Thursday, November 24, 2011

From "Terrabytes :O" to "Just Terrabytes!!"


My first computer had 64MB of RAM, since then technology has improved and got a lot cheaper. We can get Terrabytes of RAM easily.

But when i talk about storing TB of data on a single java application/process,
I get reaction like are you insane or what!! TB of data on Java application, it wont even start and if it gets into GC (Garbage Collection), you can go and have a coffee at Starbucks even then it wont finish.

Then I say, BigMemory is the saviour you don't have to worry about GCs any more.
But still can BigMemory store TBs of Data without any performance degradation?

Here is my experiment, i tried loading 1 TB of data on a single JVM with BigMemory.
Tried loading 1 Trillion (yes, you read it correctly its thousand times a billion, which we call as trillion) elements of around 850 bytes of payload each. Total data is ~900G, hit the hardware limitaions, but we can sure make it more than TB if hardware is available.

Came across a huge box with 1TB of RAM, which made this happen. To reduce any GC issues, reduce the JVM Heap to 2G.

The test create an Ehcache and loads the data onto it. ehcache configuration used for the test.

<ehcache    
    name="cacheManagerName_0"     
    maxBytesLocalOffHeap="990g">    
    <cache         
        name="mgr_0_cache_0"         
        maxEntriesLocalHeap="3000"     
        overflowToOffHeap="true"/>
</ehcache>

Here is the graph of period (=4 secs) warmup thoughput over time. Secondary Axis of the chart show the total data stored.



There are few slight dips in the chart these are when BigMemory is expanding to store more data. The Throughput is above 200,000 all the time with an average of 350,000 txns/sec.

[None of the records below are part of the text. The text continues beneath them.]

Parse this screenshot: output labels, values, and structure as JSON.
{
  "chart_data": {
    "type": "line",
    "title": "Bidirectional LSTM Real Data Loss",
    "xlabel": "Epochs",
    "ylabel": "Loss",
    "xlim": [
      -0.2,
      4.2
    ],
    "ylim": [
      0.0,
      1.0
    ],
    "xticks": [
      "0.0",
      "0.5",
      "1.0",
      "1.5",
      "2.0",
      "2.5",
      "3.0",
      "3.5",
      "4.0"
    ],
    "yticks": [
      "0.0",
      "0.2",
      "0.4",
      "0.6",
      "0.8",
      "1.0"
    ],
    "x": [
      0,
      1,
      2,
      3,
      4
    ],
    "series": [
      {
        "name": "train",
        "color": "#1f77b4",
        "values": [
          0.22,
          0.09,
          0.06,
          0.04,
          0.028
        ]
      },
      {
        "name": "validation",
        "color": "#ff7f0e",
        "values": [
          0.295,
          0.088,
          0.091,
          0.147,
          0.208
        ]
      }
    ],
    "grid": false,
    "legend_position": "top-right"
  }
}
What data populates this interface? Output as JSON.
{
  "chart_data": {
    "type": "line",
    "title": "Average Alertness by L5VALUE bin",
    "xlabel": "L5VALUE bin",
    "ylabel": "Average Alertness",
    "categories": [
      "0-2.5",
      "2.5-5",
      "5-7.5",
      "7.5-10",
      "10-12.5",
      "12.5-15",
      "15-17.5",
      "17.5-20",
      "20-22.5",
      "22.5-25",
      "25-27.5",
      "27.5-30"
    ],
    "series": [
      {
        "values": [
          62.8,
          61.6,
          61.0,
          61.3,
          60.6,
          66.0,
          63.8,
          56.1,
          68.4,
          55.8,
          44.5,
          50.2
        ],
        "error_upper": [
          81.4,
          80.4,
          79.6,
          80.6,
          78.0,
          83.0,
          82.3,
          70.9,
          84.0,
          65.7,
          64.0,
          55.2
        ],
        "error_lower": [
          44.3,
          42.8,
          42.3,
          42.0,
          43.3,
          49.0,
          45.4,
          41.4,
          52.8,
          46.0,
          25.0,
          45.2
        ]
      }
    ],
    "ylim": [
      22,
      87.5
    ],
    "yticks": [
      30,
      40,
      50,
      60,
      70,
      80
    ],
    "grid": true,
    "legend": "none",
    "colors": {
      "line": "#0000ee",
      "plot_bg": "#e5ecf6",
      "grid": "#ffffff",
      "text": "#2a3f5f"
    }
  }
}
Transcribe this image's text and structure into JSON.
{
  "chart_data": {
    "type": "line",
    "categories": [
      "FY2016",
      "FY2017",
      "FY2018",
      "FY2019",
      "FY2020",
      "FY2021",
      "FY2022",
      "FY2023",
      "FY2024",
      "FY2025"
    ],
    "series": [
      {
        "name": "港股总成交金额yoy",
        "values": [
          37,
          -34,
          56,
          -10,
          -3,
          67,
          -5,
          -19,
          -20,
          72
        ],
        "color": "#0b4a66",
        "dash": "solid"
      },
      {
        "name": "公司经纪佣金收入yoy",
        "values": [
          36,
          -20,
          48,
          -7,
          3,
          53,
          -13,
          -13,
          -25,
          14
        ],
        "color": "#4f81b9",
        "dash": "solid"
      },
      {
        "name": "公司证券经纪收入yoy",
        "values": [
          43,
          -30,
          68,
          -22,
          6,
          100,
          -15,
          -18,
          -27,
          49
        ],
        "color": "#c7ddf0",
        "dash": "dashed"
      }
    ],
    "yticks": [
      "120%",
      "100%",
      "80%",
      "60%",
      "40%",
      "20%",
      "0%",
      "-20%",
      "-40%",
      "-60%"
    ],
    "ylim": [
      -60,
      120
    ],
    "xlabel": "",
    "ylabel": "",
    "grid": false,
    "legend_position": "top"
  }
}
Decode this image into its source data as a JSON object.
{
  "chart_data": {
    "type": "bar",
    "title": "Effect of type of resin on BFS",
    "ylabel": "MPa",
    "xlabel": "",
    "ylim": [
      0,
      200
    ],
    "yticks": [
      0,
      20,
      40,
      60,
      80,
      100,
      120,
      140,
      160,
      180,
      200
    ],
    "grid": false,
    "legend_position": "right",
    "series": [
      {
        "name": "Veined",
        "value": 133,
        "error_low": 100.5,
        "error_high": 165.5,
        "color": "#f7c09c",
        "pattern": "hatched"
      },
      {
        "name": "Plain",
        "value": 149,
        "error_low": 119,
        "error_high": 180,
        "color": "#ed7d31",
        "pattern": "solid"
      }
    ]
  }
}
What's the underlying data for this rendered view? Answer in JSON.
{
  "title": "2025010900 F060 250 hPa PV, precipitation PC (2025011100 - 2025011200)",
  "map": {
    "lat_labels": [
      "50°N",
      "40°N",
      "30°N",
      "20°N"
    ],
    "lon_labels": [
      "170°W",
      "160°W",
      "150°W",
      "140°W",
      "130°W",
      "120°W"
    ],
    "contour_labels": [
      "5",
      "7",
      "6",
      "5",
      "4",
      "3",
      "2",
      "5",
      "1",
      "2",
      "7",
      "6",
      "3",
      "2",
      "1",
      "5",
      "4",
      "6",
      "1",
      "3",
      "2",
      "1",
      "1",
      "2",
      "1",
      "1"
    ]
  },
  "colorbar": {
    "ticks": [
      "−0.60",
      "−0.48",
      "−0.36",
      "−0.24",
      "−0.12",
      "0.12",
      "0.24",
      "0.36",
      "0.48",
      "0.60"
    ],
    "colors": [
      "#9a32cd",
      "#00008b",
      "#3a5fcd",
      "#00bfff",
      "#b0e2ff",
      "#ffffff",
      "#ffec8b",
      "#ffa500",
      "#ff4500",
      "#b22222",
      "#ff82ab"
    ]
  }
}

The latencies are also a big concern for the applications.


Its below a 1 ms and average being 300 µs.

Okay, we have loaded TB of data, now what. Does it even work?

Yes, it does. The test phase does read write operation over the data set. Randomly selects an elements updates it and put it back to the cache.




I will say throughput and latencies are not that bad :)
The spikes are due to JVM GC, even with 2GB heap we will have few GCs, but the pause time is not even 2 secs. So we get the max latency for the test to be around 2 secs but the 99 percentile is around 500 µs

So if you application is slowed down by database or you are spending thousands of dollars on maintaining a database.
Get BigMemory and offload your database!

There would be concerns about searching this huge data, we have ehcache search that makes it happen.